Бойко, пожилой, излишне полный, мужчина в форме, в очках со старомодной роговой оправой, почему-то всегда смущался, когда на его участок приезжали из городского управления, где он всех без исключения офицеров считал своим начальством. Старшему лейтенанту, заработавшему каждую звездочку долголетней службой, всегда казалось, что он что-то недоработал, что-то упустил на своем участке, хотя упущений и недоработок у него было значительно меньше, чем у других инспекторов. Бойко производил впечатление медлительного тугодума, но это было ошибочное впечатление. Однажды Орлову пришлось вместе с ним быть на серьезнейшей операции на его участке, и когда инспектор угрозыска увидел участкового инспектора в деле, впечатление о нем коренным образом изменилось в лучшую сторону.

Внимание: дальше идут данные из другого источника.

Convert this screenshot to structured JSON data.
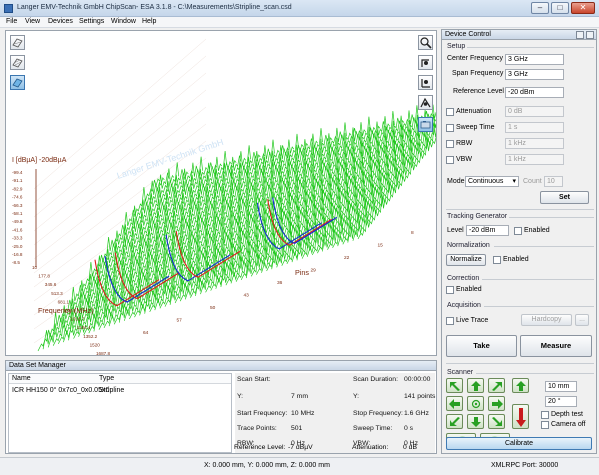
{
  "window": {
    "title": "Langer EMV-Technik GmbH ChipScan- ESA 3.1.8 - C:\\Measurements\\Stripline_scan.csd",
    "minimize": "–",
    "maximize": "□",
    "close": "✕"
  },
  "menu": {
    "items": [
      "File",
      "View",
      "Devices",
      "Settings",
      "Window",
      "Help"
    ]
  },
  "plot": {
    "y_axis_title": "I [dBµA] -20dBµA",
    "y_ticks": [
      "-99.4",
      "-91.1",
      "-82.9",
      "-74.6",
      "-66.3",
      "-58.1",
      "-49.8",
      "-41.6",
      "-33.3",
      "-25.0",
      "-16.8",
      "-8.5"
    ],
    "freq_ticks": [
      "10",
      "177.8",
      "345.6",
      "513.3",
      "681.1",
      "848.9",
      "1016.7",
      "1184.4",
      "1352.2",
      "1520",
      "1687.8",
      "1855.6"
    ],
    "freq_axis_title": "Frequency (MHz)",
    "pin_ticks": [
      "64",
      "57",
      "50",
      "43",
      "36",
      "29",
      "22",
      "15",
      "8",
      "1"
    ],
    "pins_axis_title": "Pins",
    "watermark": "Langer EMV-Technik GmbH",
    "tools_left": [
      "plot-view-icon",
      "waterfall-view-icon",
      "surface-view-icon"
    ],
    "tools_right": [
      "zoom-icon",
      "rotate-icon",
      "pan-icon",
      "move-icon",
      "camera-icon"
    ],
    "colors": {
      "trace_green": "#22c81e",
      "trace_red": "#e0191d",
      "trace_blue": "#1625d8",
      "axis_brown": "#7a2a10"
    }
  },
  "device_control": {
    "header": "Device Control",
    "setup_title": "Setup",
    "center_frequency": {
      "label": "Center Frequency",
      "value": "3 GHz"
    },
    "span_frequency": {
      "label": "Span Frequency",
      "value": "3 GHz"
    },
    "reference_level": {
      "label": "Reference Level",
      "value": "-20 dBm"
    },
    "attenuation": {
      "label": "Attenuation",
      "value": "0 dB"
    },
    "sweep_time": {
      "label": "Sweep Time",
      "value": "1 s"
    },
    "rbw": {
      "label": "RBW",
      "value": "1 kHz"
    },
    "vbw": {
      "label": "VBW",
      "value": "1 kHz"
    },
    "mode": {
      "label": "Mode",
      "value": "Continuous",
      "count_label": "Count",
      "count_value": "10"
    },
    "set_button": "Set",
    "tracking_title": "Tracking Generator",
    "tracking_level_label": "Level",
    "tracking_level_value": "-20 dBm",
    "tracking_enabled": "Enabled",
    "normalization_title": "Normalization",
    "normalize_button": "Normalize",
    "normalization_enabled": "Enabled",
    "correction_title": "Correction",
    "correction_enabled": "Enabled",
    "acquisition_title": "Acquisition",
    "live_trace": "Live Trace",
    "hardcopy_button": "Hardcopy",
    "more_button": "...",
    "take_button": "Take",
    "measure_button": "Measure",
    "scanner_title": "Scanner",
    "step_value": "10 mm",
    "angle_value": "20 °",
    "depth_test": "Depth test",
    "camera_off": "Camera off",
    "calibrate_button": "Calibrate"
  },
  "data_set_manager": {
    "title": "Data Set Manager",
    "columns": [
      "Name",
      "Type"
    ],
    "rows": [
      {
        "name": "ICR HH150 0° 0x7c0_0x0.05x0",
        "type": "Stripline"
      }
    ]
  },
  "scan_info": {
    "scan_start_label": "Scan Start:",
    "scan_start_value": "",
    "scan_duration_label": "Scan Duration:",
    "scan_duration_value": "00:00:00",
    "y_label": "Y:",
    "y_value": "7 mm",
    "y2_label": "Y:",
    "y2_value": "141 points",
    "start_freq_label": "Start Frequency:",
    "start_freq_value": "10 MHz",
    "stop_freq_label": "Stop Frequency:",
    "stop_freq_value": "1.6 GHz",
    "trace_points_label": "Trace Points:",
    "trace_points_value": "501",
    "sweep_time_label": "Sweep Time:",
    "sweep_time_value": "0 s",
    "rbw_label": "RBW:",
    "rbw_value": "0 Hz",
    "vbw_label": "VBW:",
    "vbw_value": "0 Hz",
    "ref_level_label": "Reference Level:",
    "ref_level_value": "-7 dBµV",
    "attenuation_label": "Attenuation:",
    "attenuation_value": "0 dB"
  },
  "status": {
    "coords": "X: 0.000 mm, Y: 0.000 mm, Z: 0.000 mm",
    "xmlrpc": "XMLRPC Port: 30000"
  }
}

Едва Влад достал и развернул перед Бойко лист с рисунками, участковый сразу сказал:
– Это же Серегин Николай Федорович! Приехал к нам полгода назад из Ростова-на-Дону к тетке – тетка у него болела сильно. Померла. Перед смертью дом на него переписала… Ведет себя тихо. Претензий к нему нет… А чего им заинтересовались?
– Есть подозрение, что это он кассу взял в научно-исследовательском институте. Слышали?
– Слышал. Но я в таком плане к нему не присматривался… Вот если бы он из заключения вернулся – тогда да…
– Работает он?
– Работает.
– Бывает у него кто?
– Я ж говорю – детально к нему не присматривался…
– Есть необходимость его скрытно сфотографировать. Соседей его знаете?
– Есть у меня доверенный человек. Дружинник. Его окна прямо на калитку Серегина выходят.
– Предупредите этого парня, что мы фотографа к нему подошлем… А что у Серегина обе ноги целы?
– Обе. На днях видел, как он за автобусом бежал…
– Запишите нам адрес и Серегина, и дружинника. Дружинника не забудьте предупредить. Сегодня же пошлем к нему фотографа.
– Есть предупредить, – отозвался инспектор и записал адреса в блокнот Влада.
– И последнее. Присмотритесь к Серегину и присматривайте за ним. Только осторожнее, чтобы не спугнуть.
– Понятно, товарищ…
– Капитан, – подсказал Орлов.
– Понятно, товарищ капитан.
В самом начале девятого они вернулись в управление. Гурский проследовал в лабораторию обрабатывать отпечатки пальцев и слепки объемных следов обуви, а Влад с Орловым заглянули в кабинет Жукова.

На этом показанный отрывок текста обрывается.